The Problem With Microfibres

Our addiction to fast fashion and synthetics like polyester, acrylic, nylon and spandex, is contributing to global water pollution by shedding millions of invisible microfibres. What can the average person do about this?

World Oceans Day is right around the corner, so there’s no better time to reflect on our purchases and how they may affect our planet on a larger scale. Images of turtles and plastic straws have gone viral in recent years, making our harmful addiction to plastic consumption much more evident. However, a lesser known source of marine pollution comes from our closets in the form of microfibres.

Synthetic materials such as polyester, nylon, acrylic and spandex, release invisible microfibres into our rivers, lakes and oceans.  In 2019 alone, this amounted to half a million tons. These microfibres have been adding to the overall problem of microplastics pollution, which is harmful to our oceans and to our overall environment. 

It doesn’t stop there. Simply washing these synthetic clothes causes these microfibres to be consistently released into our water systems. Because these microfibres are nearly invisible, they are not removed by water treatment facilities, let alone our washing machines.
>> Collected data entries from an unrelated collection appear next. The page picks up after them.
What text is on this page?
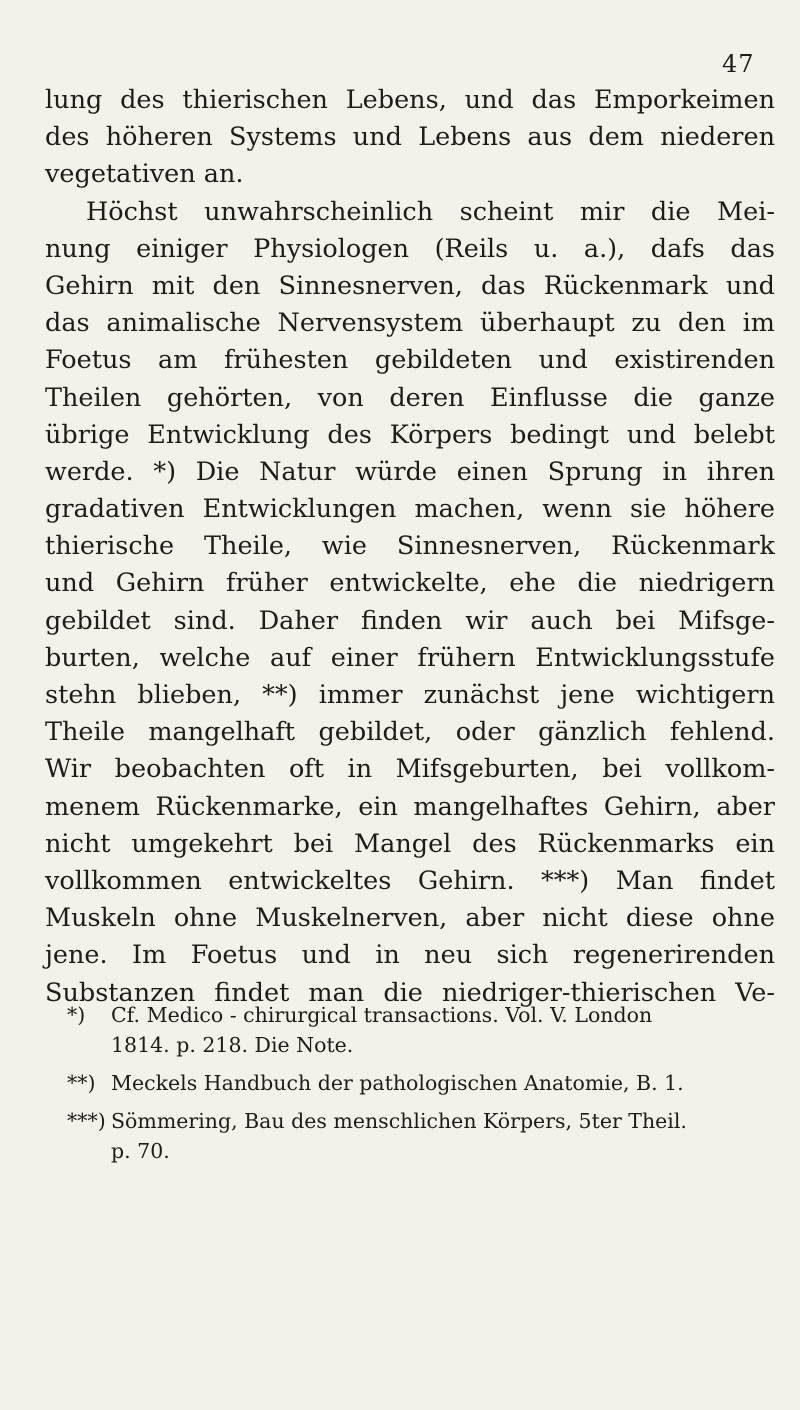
47
lung des thierischen Lebens, und das Emporkeimen
des höheren Systems und Lebens aus dem niederen
vegetativen an.
Höchst unwahrscheinlich scheint mir die Mei-
nung einiger Physiologen (Reils u. a.), dafs das
Gehirn mit den Sinnesnerven, das Rückenmark und
das animalische Nervensystem überhaupt zu den im
Foetus am frühesten gebildeten und existirenden
Theilen gehörten, von deren Einflusse die ganze
übrige Entwicklung des Körpers bedingt und belebt
werde. *) Die Natur würde einen Sprung in ihren
gradativen Entwicklungen machen, wenn sie höhere
thierische Theile, wie Sinnesnerven, Rückenmark
und Gehirn früher entwickelte, ehe die niedrigern
gebildet sind. Daher finden wir auch bei Mifsge-
burten, welche auf einer frühern Entwicklungsstufe
stehn blieben, **) immer zunächst jene wichtigern
Theile mangelhaft gebildet, oder gänzlich fehlend.
Wir beobachten oft in Mifsgeburten, bei vollkom-
menem Rückenmarke, ein mangelhaftes Gehirn, aber
nicht umgekehrt bei Mangel des Rückenmarks ein
vollkommen entwickeltes Gehirn. ***) Man findet
Muskeln ohne Muskelnerven, aber nicht diese ohne
jene. Im Foetus und in neu sich regenerirenden
Substanzen findet man die niedriger-thierischen Ve-
*) Cf. Medico - chirurgical transactions. Vol. V. London
1814. p. 218. Die Note.
**) Meckels Handbuch der pathologischen Anatomie, B. 1.
***) Sömmering, Bau des menschlichen Körpers, 5ter Theil.
p. 70.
As a result, they end up in our nearby rivers, lakes, and oceans. This harms aquatic life and birds as it is mistaken for food, and in turn they can make their way through the food chain – and into us!

Now you’re probably asking: what can I do about it? Given the multifaceted nature of the problem we have  a few key ways you can help reduce your microfibre footprint .

Wash your clothes less

This is the easiest solution. By washing your clothes less, you help reduce the amount of microfibres that shed from your clothes. For clothing articles that don’t sit directly on your skin, like coats and jeans, wear them 5 or more times before washing. Bonus! By washing less you also help reduce your water footprint. When you do wash, choose colder water and front loading machines. Ultimately, be sure to think twice before throwing that item into your laundry bin. Your ecological and water footprint will thank you later.

Slow down consumption

If you have to buy new clothes, then choose fibres or textiles that are natural vs synthetic, and made from sustainably sourced materials. By buying less clothes you don’t contribute to the wasteful cycle that fast fashion perpetuates. This is the most effective way to reduce your footprint as it stops the need for further production of clothes at the source.

Filter them out

Many companies are researching innovative solutions to dealing with microfibres. Here are a few that you should consider to reduce your own plastic pollution:

  • GUPPYFRIEND – An easy-to-use washing bag which you can use in your washing machines at home. It filters out microfibres which you can then properly dispose of on your own, similar to lint from your dryer 
  • Filtrol – A mesh filter you can install in your washing machine to remove non-biodegradable fibres. It has been shown  to remove approximately 89% of microfibres while washing!
  • Cora Ball – A laundry ball that catches microfibres while washing. It is mirrored after coral, in that it catches tiny things that flow in water!

The bottom line is we need to become more conscious of the impact of synthetic clothes, and take the necessary steps to reducing harmful microfibres.